La partie n'est pas pour autant terminée, jeune fille. Il est possible que j'ai besoin de toi à l'avenir. Auquel cas, je te contacterai. Auf Wiedersehen! »


Une fois le nordique débarrassé de "l'artiste" de la famille, Isabelle se retrouva seule avec Detlef. Pendant plusieurs secondes de silence, elle le fixa d'un regard perçant. Avait-elle commis une erreur? Elle le saurait bien assez tôt. Qu'importe ses menaces, au moins avait-il une certaine hargne.
Ses genoux lui faisant mal, la magicienne se rassit et s'alluma une nouvelle cigarette.

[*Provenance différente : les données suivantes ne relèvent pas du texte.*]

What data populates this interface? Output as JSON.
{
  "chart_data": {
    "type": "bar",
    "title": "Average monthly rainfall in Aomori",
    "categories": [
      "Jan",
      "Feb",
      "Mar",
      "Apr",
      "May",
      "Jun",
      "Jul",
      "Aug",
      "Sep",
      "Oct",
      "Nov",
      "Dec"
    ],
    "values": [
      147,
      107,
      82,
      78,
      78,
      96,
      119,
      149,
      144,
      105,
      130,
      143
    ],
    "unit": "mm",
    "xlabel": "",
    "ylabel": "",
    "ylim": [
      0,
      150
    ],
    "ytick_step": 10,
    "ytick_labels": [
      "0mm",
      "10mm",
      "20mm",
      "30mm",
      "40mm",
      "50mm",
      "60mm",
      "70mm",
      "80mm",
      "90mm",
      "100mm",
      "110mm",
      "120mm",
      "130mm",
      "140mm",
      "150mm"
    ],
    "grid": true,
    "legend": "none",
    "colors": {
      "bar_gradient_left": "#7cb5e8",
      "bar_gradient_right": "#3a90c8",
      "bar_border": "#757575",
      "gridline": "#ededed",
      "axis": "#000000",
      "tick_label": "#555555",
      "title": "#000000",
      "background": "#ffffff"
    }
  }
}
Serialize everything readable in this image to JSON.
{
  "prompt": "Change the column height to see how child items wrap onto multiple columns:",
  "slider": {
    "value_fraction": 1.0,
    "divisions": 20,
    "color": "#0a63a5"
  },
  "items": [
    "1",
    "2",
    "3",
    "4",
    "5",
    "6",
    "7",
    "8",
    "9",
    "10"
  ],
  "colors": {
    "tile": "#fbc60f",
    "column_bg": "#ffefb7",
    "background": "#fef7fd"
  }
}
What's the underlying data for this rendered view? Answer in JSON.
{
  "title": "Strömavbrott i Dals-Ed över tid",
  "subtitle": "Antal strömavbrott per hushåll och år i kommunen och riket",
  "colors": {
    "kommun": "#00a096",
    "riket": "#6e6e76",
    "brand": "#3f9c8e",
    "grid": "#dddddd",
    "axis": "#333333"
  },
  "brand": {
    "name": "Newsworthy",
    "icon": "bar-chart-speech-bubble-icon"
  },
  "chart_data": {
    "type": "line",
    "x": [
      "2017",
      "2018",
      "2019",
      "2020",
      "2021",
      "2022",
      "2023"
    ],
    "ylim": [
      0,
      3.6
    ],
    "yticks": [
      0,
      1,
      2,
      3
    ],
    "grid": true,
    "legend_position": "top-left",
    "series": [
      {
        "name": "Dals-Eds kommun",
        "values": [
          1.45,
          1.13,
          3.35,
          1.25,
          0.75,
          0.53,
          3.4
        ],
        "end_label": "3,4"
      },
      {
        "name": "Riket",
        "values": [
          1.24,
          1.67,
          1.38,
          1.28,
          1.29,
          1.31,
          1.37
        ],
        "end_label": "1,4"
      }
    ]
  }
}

« Sigmar soit loué, je n'aurai pas à habiter chez cette souillon! » Elle expulsa lentement sa fumée vers le plafond, puis reprit

« Bien! Ne tergiversons pas. Il te faudra être d'une efficacité redoutable, mon bon Detlef. Viens aussi tôt que tu le pourras et avec des énergumènes talentueux. Evitons la main d'oeuvre douteuse, sauf s'il n'y a pas d'autres options. De toute façon, il n'y a pas grand chose à dérober. »

Elle marqua une courte pause puis repris.

« Si tu peux indiquer à tes hommes l'adresse, pourquoi ne pas me rejoindre après le déjeuner demain? »

Isabelle avait tendance à oublier qu'en journée, certaines personnes devaient travailler pour gagner leur vie. Que la classe moyenne était agaçante à se rendre de la sorte indisponible! Mais la vieille Breitenbach n'avait plus force à s'énerver, sa journée et l'entretien du soir l'ayant tout bonnement lessivée. Ses paupières étaient si lourdes qu'elle peinait à les garder ouvertes, se contentant d'un mi-clos.

« A moins que tu ne veuilles discuter de plus de détails, je m'en vais prendre congé. Cette journée a été longue et demain le sera d'autant plus. »

Une fois que son invité serait parti, la sorcière s'endormirait presque immédiatement dans son fauteuil, sous une couverture apportée par Tink. Ce dernier devrait la réveiller à huit heure trente précise. Alors, Isabelle pourrait reprendre son projet de golem ménager, espérant finir sa création avant l'arrivée des déménageurs.